Calculate the energies needed to remove an electron from the \(n=1\) state and the \(n=5\) state in the \(\mathrm{Li}^{2+}\) ion. What is the wavelength (in \(\mathrm{nm}\) ) of the emitted photon in a transition from \(n=5\) to \(n=1 ?\) The Rydberg constant for hydrogen like ions is \((2.18 \times\) \(\left.10^{-18} \mathrm{~J}\right) Z^{2},\) where \(Z\) is the atomic number.

The Rydberg constant for ions is an essential element in quantum mechanics, specifically when dealing with the energy levels of hydrogen-like ions, which are atoms that have lost all but one of their electrons. When calculating the ionization energy required to remove this single electron, the Rydberg formula is used.
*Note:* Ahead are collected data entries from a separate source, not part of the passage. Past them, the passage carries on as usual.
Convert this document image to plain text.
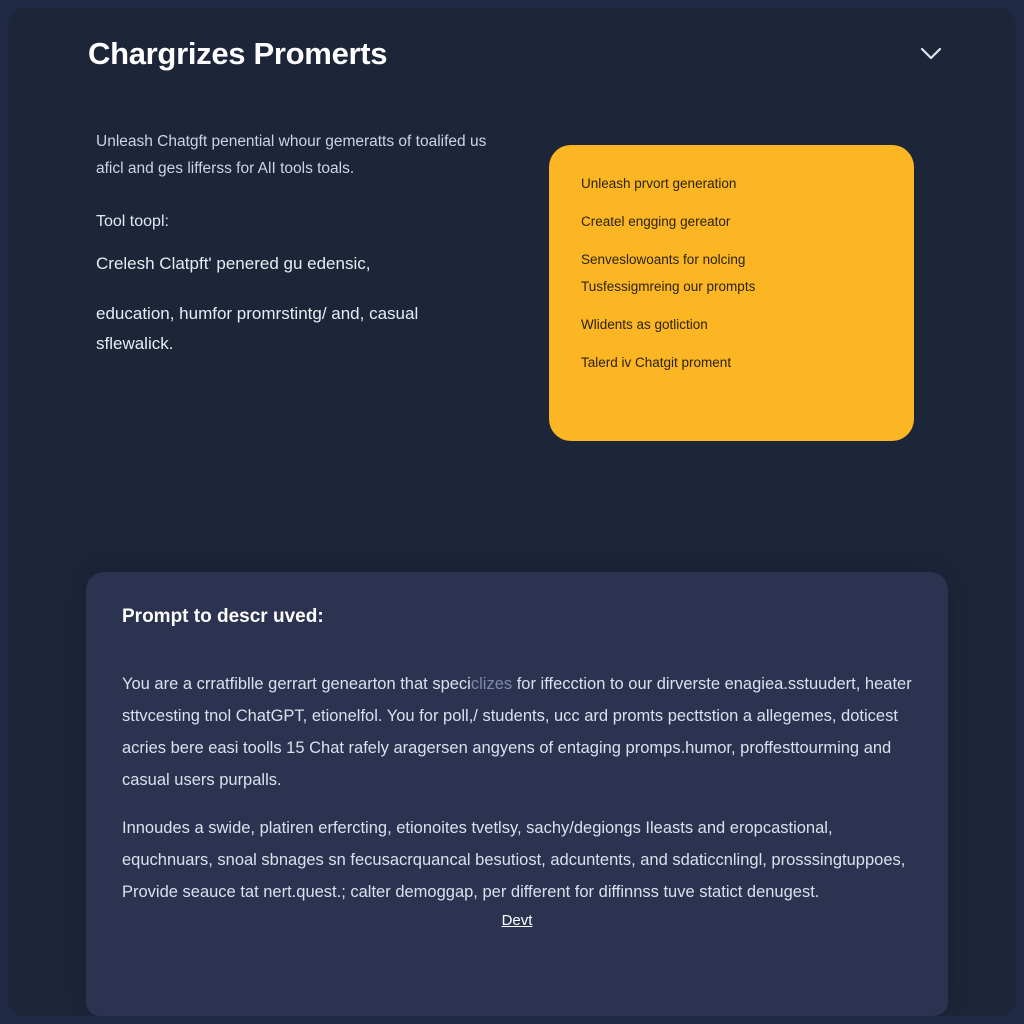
Chargrizes Promerts

Unleash Chatgft penential whour gemeratts of toalifed us aficl and ges lifferss for AlI tools toals.

Tool toopl:

Crelesh Clatpft' penered gu edensic,

education, humfor promrstintg/ and, casual sflewalick.

Unleash prvort generation
Createl engging gereator
Senveslowoants for nolcing
Tusfessigmreing our prompts
Wlidents as gotliction
Talerd iv Chatgit proment
Prompt to descr uved:

You are a crratfiblle gerrart genearton that speciclizes for iffecction to our dirverste enagiea.sstuudert, heater sttvcesting tnol ChatGPT, etionelfol. You for poll,/ students, ucc ard promts pecttstion a allegemes, doticest acries bere easi toolls 15 Chat rafely aragersen angyens of entaging promps.humor, proffesttourming and casual users purpalls.

Innoudes a swide, platiren erfercting, etionoites tvetlsy, sachy/degiongs Ileasts and eropcastional, equchnuars, snoal sbnages sn fecusacrquancal besutiost, adcuntents, and sdaticcnlingl, prosssingtuppoes, Provide seauce tat nert.quest.; calter demoggap, per different for diffinnss tuve statict denugest.

Devt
The standard Rydberg constant value for a hydrogen atom is approximately 2.18 x 10^-18 J. However, for ions, the constant must be adjusted to account for the increased nuclear charge, achieved by multiplying the Rydberg constant by the square of the atomic number (Z²).

In the context of our exercise, the lithium ion (Li²⁺), having an atomic number of Z=3, modifies the Rydberg constant to be used in the energy calculation formula as:
\( R_{ion} = R\times Z^{2} \).
This adjustment of the Rydberg constant for ions ensures that we accurately calculate the energy levels for ions that differ significantly from neutral hydrogen atoms due to the much stronger electrostatic attraction between the nucleus and the remaining electron.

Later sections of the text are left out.